46年前の発掘調査で出土した土器(市立考古博物館所蔵)

 東日本で最古級の3世紀末に築造された前方後方墳とされる国史跡の弘法山古墳(松本市並柳・神田)で、松本市教育委員会による発掘調査がいよいよ始まる。昭和49(1974)年に初めて行われて以来46年ぶりで、明らかになっていない遺跡の規模や形、関連施設の有無といった謎に迫る。調査に伴い8日から12月末までの予定で史跡公園駐車場が利用できなくなる。

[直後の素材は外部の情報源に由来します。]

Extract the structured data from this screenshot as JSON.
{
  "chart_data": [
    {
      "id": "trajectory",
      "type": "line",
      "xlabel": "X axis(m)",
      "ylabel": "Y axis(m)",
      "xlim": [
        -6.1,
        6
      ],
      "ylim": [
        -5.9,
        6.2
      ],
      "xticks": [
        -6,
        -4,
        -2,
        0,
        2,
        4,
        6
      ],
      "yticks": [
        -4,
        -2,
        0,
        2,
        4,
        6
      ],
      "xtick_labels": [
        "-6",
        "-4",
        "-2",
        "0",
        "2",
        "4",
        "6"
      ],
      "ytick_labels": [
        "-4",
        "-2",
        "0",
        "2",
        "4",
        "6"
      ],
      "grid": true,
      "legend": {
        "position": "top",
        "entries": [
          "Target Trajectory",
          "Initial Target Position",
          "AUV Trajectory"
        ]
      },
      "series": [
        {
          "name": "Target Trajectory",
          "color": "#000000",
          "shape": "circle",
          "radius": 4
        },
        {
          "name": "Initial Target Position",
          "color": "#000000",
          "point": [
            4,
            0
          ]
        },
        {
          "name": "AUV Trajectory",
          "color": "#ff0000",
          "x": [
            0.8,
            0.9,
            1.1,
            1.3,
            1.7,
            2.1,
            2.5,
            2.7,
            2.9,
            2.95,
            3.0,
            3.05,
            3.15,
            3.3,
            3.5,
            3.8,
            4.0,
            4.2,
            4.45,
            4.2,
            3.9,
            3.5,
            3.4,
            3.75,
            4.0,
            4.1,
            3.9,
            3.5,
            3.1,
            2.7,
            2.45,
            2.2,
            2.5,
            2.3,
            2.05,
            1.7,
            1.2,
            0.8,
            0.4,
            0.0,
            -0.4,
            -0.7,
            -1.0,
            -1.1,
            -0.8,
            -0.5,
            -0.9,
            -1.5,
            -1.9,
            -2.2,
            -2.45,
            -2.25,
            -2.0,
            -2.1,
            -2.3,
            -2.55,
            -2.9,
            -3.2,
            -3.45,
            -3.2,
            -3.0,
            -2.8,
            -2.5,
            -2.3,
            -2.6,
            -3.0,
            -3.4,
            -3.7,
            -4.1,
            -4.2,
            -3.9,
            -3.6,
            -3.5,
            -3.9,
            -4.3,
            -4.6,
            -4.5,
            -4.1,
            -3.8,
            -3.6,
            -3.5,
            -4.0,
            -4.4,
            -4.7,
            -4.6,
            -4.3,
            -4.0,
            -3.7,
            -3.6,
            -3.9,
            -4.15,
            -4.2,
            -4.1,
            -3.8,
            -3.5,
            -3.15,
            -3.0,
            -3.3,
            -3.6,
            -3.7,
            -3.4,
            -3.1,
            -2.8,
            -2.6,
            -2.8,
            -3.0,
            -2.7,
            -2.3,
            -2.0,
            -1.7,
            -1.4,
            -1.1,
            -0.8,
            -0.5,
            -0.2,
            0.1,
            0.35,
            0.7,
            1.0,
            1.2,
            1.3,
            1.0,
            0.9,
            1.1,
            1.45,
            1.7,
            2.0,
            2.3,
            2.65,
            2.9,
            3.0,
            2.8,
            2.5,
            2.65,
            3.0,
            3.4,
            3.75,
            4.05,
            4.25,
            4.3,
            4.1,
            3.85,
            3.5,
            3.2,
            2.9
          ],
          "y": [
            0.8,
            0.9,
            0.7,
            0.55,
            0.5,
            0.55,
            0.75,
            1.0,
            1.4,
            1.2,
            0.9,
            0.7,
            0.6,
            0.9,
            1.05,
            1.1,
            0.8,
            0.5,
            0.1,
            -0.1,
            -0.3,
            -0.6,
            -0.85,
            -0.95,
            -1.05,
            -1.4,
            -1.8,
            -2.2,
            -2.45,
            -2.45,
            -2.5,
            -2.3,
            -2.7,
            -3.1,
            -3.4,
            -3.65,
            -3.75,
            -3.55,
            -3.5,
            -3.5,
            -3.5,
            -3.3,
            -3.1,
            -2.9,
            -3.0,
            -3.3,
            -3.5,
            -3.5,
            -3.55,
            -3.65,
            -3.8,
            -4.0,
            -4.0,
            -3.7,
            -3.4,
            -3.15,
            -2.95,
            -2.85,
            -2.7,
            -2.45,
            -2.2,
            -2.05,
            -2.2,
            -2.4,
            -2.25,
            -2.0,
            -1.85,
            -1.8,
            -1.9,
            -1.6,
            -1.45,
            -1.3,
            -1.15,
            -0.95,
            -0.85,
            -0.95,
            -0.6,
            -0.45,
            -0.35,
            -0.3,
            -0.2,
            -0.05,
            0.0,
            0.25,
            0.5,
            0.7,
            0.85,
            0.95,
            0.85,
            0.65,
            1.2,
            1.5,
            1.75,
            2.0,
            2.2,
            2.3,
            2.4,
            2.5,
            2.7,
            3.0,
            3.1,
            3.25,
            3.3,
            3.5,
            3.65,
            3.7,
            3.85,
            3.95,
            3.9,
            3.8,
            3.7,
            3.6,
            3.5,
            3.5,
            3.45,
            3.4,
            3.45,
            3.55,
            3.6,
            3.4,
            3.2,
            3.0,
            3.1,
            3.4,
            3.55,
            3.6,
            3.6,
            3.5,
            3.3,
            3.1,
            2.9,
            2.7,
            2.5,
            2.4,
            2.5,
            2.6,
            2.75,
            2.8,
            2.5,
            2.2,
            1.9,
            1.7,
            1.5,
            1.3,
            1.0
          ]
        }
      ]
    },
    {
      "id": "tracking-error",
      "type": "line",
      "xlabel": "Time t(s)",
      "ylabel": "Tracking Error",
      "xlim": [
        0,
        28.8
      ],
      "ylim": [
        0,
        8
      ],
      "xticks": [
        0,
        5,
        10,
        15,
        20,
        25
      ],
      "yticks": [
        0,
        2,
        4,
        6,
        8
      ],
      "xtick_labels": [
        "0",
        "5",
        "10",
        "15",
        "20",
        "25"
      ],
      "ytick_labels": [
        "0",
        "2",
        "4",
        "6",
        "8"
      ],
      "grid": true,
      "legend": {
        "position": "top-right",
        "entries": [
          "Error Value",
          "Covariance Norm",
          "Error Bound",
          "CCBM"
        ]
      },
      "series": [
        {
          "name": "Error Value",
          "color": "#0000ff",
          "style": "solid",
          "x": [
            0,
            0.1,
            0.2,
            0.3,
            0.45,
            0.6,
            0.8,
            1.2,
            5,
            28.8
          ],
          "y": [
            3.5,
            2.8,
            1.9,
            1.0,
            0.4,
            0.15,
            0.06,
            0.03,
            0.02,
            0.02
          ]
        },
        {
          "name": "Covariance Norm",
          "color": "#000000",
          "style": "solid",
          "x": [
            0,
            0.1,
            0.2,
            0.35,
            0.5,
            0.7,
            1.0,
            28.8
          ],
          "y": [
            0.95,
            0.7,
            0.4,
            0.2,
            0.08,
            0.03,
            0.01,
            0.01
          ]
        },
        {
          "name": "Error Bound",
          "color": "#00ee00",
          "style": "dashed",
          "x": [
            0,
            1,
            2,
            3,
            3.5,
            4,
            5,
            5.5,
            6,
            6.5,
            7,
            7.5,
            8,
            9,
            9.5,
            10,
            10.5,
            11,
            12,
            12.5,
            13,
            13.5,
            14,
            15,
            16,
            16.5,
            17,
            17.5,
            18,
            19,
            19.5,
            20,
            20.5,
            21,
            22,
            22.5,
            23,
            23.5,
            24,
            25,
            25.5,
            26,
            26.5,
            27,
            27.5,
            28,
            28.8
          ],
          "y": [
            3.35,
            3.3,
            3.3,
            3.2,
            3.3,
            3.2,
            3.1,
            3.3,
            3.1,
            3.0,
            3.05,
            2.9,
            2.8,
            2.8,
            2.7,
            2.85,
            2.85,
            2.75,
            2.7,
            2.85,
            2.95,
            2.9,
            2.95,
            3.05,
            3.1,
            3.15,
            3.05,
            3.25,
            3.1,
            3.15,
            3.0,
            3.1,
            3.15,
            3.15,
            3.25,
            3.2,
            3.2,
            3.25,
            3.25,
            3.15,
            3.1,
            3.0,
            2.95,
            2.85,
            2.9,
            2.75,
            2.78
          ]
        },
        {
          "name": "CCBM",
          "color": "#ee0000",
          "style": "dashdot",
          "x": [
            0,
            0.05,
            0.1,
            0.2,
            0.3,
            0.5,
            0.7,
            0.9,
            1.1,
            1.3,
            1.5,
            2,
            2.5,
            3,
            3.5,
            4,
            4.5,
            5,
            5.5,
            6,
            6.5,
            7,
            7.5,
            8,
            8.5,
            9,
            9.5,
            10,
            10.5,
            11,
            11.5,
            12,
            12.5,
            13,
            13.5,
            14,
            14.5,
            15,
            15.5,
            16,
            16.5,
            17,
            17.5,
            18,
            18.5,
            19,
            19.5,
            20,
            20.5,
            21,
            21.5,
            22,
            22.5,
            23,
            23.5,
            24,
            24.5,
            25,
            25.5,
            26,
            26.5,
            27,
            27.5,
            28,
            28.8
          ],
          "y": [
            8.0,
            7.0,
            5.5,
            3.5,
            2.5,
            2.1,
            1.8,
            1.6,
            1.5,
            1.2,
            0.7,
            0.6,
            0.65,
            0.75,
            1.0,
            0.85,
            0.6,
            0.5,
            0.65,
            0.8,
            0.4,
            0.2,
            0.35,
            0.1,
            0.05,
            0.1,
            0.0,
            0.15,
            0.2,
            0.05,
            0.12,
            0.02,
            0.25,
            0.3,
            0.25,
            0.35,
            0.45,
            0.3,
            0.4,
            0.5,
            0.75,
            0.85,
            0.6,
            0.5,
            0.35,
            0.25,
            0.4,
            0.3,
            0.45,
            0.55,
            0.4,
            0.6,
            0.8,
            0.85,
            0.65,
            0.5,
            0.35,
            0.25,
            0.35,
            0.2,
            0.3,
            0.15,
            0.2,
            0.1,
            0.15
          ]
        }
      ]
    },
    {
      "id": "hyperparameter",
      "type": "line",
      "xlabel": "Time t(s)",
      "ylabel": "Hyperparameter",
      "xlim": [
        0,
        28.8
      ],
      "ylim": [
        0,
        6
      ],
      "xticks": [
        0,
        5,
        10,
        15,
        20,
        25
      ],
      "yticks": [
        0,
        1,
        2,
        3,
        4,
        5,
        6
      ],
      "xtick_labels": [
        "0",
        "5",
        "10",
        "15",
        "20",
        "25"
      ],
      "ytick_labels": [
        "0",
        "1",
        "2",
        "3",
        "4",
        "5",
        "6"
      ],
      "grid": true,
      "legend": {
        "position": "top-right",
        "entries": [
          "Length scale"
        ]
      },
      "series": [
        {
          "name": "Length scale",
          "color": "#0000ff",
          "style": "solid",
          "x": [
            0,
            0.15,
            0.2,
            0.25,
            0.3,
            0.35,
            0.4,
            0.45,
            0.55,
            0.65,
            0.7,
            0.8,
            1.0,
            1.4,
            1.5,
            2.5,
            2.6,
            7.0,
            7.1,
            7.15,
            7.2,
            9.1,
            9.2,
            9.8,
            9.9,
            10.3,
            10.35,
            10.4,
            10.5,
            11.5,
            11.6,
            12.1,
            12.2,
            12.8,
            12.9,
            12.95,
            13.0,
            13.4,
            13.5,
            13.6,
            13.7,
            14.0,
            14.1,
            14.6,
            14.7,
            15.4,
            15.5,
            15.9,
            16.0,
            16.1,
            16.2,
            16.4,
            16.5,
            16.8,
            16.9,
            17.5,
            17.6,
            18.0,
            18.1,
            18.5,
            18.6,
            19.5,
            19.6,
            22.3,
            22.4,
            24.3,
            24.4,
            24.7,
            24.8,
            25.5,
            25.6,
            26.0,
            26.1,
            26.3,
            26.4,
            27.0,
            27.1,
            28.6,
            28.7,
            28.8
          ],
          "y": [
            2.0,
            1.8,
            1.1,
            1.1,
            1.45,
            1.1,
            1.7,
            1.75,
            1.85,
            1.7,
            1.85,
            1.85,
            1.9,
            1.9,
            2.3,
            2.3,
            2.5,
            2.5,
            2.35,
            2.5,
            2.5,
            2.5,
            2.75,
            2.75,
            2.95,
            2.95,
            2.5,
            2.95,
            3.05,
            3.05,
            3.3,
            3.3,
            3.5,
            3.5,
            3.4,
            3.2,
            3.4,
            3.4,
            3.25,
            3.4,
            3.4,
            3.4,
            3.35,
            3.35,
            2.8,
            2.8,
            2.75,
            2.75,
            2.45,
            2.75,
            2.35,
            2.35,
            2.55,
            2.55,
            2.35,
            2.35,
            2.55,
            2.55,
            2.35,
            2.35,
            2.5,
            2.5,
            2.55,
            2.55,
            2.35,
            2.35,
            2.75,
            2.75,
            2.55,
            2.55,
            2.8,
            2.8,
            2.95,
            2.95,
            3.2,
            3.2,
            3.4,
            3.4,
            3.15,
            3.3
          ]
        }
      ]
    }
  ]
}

 前回の調査は、河原石による竪穴式石室が見つかった主体部が中心の発掘で、鏡、ガラス小玉、鉄剣などの副葬品が出土した。埋葬されていた人物は、古墳から一望できる松本平一帯を治めていた王とみられ、出土した土器の特徴から東海地方と深い関係があったと推測されている。
 ただ、前回の調査は範囲が限定的で、墳丘の規模や外形が分かるところまで至っていない。周りに関連の遺構があるのかどうかも分かっていない。今回の調査でそうした課題を一つ一つ明らかにしていく。文化財課史跡整備担当は「弘法山古墳は松本の代表的な古墳の一つ。発掘調査でしっかりと価値を見いだし、周辺の古墳と合わせて魅力をPRしていきたい」とする。
 今回の調査に当たっては、作業事務所などを確保する関係で史跡公園駐車場が利用できなくなる。駐車場併設の公衆トイレとトイレ付近の駐車スペースは使えるという。発掘現場はフェンス越しに見学できる。新型コロナウイルスの感染状況次第だが、調査の成果は現地説明会などで公開を予定している。